What Cillizza means is background checks on private sales. While that is a fair debate to have, it's impossible to do so when reporters get it wrong.

Cillizza is also incorrect about the mentally ill. There are two provisions in the Gun Control Act of 1968 that keep the mentally ill from acquiring guns. If one "has been adjudicated as a mental defective or has been committed to any mental institution," they are prohibited.

Further on, Cillizza writes:

And why, in the wake of the Pulse nightclub shooting in 2016, did Democratic Sen. Chris Murphy's legislation to close the gun show loophole and ban firearms sales over the Internet fail -- with all but one Republican opposing it and three Democrats also voting against it?

So much for the "so-called" gun show loophole, right?
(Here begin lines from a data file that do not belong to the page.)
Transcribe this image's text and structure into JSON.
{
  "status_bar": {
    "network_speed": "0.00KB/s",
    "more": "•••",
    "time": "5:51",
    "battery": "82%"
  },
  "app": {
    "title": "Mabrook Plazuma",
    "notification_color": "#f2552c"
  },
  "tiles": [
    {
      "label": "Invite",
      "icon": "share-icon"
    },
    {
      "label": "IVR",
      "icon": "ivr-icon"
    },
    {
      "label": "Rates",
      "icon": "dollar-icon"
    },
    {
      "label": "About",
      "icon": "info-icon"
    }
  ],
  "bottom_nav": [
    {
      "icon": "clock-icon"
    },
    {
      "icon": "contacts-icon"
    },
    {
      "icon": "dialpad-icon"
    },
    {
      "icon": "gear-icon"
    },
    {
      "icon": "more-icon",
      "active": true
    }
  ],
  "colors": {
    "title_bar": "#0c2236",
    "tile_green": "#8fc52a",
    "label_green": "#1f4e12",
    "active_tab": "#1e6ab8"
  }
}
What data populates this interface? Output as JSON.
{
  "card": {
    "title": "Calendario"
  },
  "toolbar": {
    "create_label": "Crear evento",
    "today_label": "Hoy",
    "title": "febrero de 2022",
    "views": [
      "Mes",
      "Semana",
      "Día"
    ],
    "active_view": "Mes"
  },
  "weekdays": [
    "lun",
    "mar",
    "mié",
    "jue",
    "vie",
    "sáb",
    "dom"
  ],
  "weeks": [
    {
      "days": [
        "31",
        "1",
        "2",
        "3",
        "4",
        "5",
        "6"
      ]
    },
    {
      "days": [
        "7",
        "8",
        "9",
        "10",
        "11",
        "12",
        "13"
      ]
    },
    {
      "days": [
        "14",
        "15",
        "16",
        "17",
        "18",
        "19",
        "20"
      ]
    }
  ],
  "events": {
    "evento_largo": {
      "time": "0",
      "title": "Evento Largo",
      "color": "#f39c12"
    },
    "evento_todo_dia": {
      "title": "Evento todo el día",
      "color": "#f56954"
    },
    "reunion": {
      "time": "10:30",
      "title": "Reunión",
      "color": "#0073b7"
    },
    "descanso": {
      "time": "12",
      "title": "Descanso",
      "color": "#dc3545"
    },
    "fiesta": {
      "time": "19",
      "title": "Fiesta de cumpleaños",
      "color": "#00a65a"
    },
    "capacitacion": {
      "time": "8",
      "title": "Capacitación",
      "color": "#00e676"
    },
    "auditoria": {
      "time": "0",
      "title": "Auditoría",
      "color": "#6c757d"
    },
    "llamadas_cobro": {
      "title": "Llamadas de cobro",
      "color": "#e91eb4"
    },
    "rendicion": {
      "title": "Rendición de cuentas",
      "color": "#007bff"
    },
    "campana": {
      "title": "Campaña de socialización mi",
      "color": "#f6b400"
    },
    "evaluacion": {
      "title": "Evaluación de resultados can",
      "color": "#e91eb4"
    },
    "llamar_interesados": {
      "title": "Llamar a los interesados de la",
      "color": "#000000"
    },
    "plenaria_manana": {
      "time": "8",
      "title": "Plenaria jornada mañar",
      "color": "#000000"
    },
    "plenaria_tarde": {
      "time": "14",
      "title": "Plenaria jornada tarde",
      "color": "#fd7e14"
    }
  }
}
What Cillizza does here is giving the impression that Omar Mateen obtained his firearms at either a gun show or bought them over the internet. Neither is true. Mateen bought his guns, legally, at a gun shop in Florida.

As for internet sales, Cillizza is once again, wrong. One cannot buy a gun online and have it shipped directly to their home. If you purchase a firearm from Cabela's or Bass Pro Shops on their website, you can't have USPS, UPS, or FedEx deliver it to your door. That's a crime. You either have to pick it up in a store, where they will perform the mandatory background check, or have it sent to a licensed firearms dealer where again, they do a background check.

Ironically, Cillizza spends the rest of the piece debunking claims made by President Trump about Hillary Clinton and her views on guns. Perhaps he should take more time to get it right when he writes about firearms.

Critics say that such criticisms are not part of the "big picture," and that's "technical" or an argument based on "semantics" but that's a lousy excuse, particularly for the media. They have a responsibility to get it right, especially when it comes to constitutional rights.

Dismissing media errors as "semantics" does a disservice to the people who rely on them for information and also to public policy, which is often shaped by media reporting.